What I will not get is "please use Gothic 11-point, take line spacing to 1.5". Too specific. Most layout people seem to be major league tree-pissers.

Layout people are specific, because it is their job to turn a nebulous layout idea into a specific, consistent instantiation. They're as niggly as proofreaders, for the same reason. (They're usually also talking to the comp in those notes, not to the author/editor at all, and thus talking in technical jargon to somebody they presume understands it.)

Usually, it is not layout's job to know whether the author needs to be queried or not; they query everything, and somebody higher up the food chain is the one who decides what to pass on to the author and what not.

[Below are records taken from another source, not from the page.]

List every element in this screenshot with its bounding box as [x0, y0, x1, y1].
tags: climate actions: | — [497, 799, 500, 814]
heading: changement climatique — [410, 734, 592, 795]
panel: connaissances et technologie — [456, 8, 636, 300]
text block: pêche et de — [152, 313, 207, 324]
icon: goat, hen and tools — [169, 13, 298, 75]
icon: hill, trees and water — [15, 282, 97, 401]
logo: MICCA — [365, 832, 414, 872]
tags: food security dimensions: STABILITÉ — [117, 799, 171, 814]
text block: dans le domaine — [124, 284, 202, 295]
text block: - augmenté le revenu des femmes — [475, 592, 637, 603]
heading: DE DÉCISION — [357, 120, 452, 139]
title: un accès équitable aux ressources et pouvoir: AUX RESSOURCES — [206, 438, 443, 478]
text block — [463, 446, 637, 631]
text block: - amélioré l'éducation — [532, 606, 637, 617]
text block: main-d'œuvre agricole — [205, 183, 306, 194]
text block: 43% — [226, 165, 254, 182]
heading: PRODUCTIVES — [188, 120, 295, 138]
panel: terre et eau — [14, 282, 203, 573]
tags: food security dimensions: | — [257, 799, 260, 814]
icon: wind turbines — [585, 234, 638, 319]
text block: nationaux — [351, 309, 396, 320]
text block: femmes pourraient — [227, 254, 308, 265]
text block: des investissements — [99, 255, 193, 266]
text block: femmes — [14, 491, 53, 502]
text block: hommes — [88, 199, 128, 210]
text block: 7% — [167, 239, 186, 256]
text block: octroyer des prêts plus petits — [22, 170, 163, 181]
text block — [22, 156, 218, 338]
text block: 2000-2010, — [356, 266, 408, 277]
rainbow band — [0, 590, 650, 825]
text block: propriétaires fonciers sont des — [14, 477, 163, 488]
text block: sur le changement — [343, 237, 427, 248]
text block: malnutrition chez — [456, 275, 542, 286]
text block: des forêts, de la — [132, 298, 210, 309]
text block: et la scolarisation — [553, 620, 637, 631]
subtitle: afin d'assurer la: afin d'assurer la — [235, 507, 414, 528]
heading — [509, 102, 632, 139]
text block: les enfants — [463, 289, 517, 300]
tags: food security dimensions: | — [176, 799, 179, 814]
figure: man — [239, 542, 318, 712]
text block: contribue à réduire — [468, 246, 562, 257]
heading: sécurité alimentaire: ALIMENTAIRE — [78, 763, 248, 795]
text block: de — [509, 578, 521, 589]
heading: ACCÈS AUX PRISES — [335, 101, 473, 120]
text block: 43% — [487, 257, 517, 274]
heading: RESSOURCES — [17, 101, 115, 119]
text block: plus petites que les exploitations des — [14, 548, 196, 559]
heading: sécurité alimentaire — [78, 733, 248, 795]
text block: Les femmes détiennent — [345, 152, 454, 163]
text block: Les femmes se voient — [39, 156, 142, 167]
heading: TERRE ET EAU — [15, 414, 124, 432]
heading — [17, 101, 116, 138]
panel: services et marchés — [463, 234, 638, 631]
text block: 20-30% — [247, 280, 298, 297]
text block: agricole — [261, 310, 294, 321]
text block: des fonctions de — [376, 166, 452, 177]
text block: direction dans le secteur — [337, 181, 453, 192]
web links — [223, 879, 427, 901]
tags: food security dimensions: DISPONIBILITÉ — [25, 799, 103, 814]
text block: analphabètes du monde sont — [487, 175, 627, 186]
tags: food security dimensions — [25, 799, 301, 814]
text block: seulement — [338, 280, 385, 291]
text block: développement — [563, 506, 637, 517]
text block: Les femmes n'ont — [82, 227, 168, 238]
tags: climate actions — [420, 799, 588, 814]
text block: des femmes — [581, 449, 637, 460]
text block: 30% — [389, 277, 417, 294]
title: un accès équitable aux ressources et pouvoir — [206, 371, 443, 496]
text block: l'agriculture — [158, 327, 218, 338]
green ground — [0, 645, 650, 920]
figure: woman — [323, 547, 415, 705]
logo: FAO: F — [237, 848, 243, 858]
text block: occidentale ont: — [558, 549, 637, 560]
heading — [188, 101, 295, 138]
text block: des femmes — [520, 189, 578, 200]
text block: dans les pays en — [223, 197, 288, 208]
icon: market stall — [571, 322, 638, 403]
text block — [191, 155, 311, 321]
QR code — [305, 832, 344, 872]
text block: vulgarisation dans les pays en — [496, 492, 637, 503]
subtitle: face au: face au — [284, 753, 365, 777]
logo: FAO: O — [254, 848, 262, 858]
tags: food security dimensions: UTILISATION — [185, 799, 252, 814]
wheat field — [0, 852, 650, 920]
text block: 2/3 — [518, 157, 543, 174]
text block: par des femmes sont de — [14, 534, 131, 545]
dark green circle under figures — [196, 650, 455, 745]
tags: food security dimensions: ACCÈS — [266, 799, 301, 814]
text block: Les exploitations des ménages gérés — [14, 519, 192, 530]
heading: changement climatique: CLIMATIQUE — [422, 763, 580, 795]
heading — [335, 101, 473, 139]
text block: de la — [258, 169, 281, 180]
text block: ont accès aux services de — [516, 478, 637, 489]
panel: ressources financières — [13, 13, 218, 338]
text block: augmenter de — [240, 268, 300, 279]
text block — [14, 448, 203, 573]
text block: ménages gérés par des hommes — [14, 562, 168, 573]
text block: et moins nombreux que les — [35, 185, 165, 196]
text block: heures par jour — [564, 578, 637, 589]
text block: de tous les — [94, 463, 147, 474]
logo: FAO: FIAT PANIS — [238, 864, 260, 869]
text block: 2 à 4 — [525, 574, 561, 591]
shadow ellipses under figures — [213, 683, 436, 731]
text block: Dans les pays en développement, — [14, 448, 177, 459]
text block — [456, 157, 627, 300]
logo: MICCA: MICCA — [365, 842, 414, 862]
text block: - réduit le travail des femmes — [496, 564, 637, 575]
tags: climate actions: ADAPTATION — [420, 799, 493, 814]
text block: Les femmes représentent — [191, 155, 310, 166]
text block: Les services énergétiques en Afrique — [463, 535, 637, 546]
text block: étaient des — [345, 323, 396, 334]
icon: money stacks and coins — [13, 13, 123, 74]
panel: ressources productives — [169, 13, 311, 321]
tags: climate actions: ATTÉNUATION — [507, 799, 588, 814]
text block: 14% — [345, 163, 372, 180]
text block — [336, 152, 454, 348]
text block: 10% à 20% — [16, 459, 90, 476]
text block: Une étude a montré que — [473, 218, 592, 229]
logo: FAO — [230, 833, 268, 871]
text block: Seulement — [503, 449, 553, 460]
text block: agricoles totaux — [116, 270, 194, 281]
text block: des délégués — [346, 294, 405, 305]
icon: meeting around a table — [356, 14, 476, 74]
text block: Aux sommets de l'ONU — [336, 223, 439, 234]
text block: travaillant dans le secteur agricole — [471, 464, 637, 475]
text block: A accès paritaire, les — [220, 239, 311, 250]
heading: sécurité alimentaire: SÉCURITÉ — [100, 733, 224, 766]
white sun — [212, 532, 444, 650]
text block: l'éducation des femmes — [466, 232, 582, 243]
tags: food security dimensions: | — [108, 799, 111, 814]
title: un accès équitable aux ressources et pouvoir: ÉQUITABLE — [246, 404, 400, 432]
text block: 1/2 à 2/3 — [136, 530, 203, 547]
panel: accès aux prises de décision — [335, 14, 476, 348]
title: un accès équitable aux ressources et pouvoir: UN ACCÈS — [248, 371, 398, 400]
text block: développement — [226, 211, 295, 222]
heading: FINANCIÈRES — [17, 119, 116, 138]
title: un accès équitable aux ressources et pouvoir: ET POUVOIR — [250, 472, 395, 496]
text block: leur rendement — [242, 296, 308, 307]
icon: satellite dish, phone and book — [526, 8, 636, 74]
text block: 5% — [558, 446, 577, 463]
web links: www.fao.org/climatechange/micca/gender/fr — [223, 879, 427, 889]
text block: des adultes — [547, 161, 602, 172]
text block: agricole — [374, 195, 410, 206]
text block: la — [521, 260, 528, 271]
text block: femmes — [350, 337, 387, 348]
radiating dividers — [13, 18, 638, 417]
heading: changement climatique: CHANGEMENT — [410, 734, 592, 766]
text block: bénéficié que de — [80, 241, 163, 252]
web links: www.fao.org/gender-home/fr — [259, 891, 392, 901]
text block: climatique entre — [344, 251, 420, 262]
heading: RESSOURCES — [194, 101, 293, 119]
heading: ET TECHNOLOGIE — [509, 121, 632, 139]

(I work with one author who is Totally Involved In Every Step, including indents and all that, and it is crazy-making; most authors I've met, like Deb, are just as glad not to be bothered.)

Editors or prod. editors, the people with existing relationships with the author, are usually the ones who decide which [non-content] queries to pass on and which would just be clutter. It's a judgement call.